The next step is part of speech tagging: taking sentences and annotate it's parts with their function - are they verbs, nouns, adjectives, names etc. This step would normally be done before the collocation detection because it can enhance the process by allowing to filter combinations of speech parts. Unfortunately the dataset we're examining does not particularly lend itself to POS tagging because only very few fields hold complete sentences. Most encountered pieces of text are partial sentences at best.
The reason we still perform this step is because it is part of entity recognition. Any names that were tagged are potential entities that can possibly be categorized. The results are still shaky and should be supported by an entity database in the future.
In order to get a bearing of our data without tainting it with any preconceptions or knowledge about the shape of the individual study files we simply count the frequencies of the terms contained in a document.
To do that we take only the words and abbreviations found after tokenizing our textual data and count their frequency across the whole document they appear in as well as the sections they appear in.

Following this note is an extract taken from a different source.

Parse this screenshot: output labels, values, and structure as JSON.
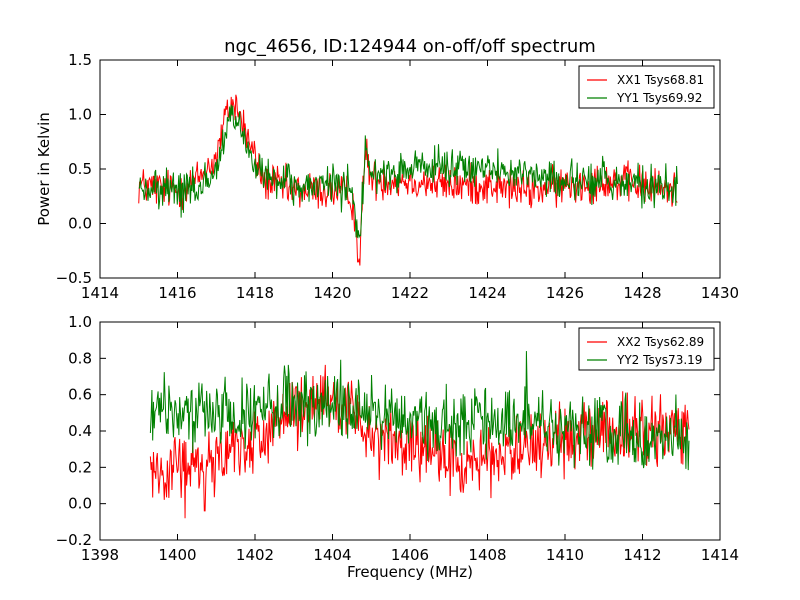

We chose Elasticsearch as our data storage and analysis solution. In order to facilitate efficient queries we opted for a parent - child relationship within our index structure. We indexed our raw documents as parents and the individual terms we extracted as children. Specifically we indexed the terms and collocations multiple times - once for with their count across the whole document and once per section they appear in and the number of times it appear within that section.
The rationale behind this structure is to allow queries that need the whole document e.g. finding all documents containing a set of terms and then be able to aggregate word frequencies with the associated child documents. Another benefit is the ability to associate results of future analysis with the same parent documents and hence incrementally enhance our query capabilities.
To deliver our results to any front ends we wrote an API server in Node.js. It offers a RESTful interface to the back end services. Since we rely on a highly granular micro service architecture to deliver our results, the API's endpoints are freely configurable at startup. This offers a great amount of flexibility when it comes to deployment schemes especially in the cloud.
The modular approach allows a high degree of independence between the individual modules. This allows easy introduction of new services and the ability to change almost anything within a module without impacting the rest of the architecture.
The last piece of our stack is our front end. So far this entails visualizations on this website.
For starters we opted for D3js for our data visualization tasks. It's a very powerful and flexible framework that delivers stunning visualizations.
Creating a full stack of data processing goodness needs a lot of expertise in different areas in order to provide the desired results. Aiming for the full stack early on instead of perfecting a single stage gives you the flexibility to react to any obstacles or inspirations you may encounter during development and allows you to see any changes you make reflected in the final result. It's an ongoing evolution instead of a grind towards a distant goal - the very embodiment of agile development.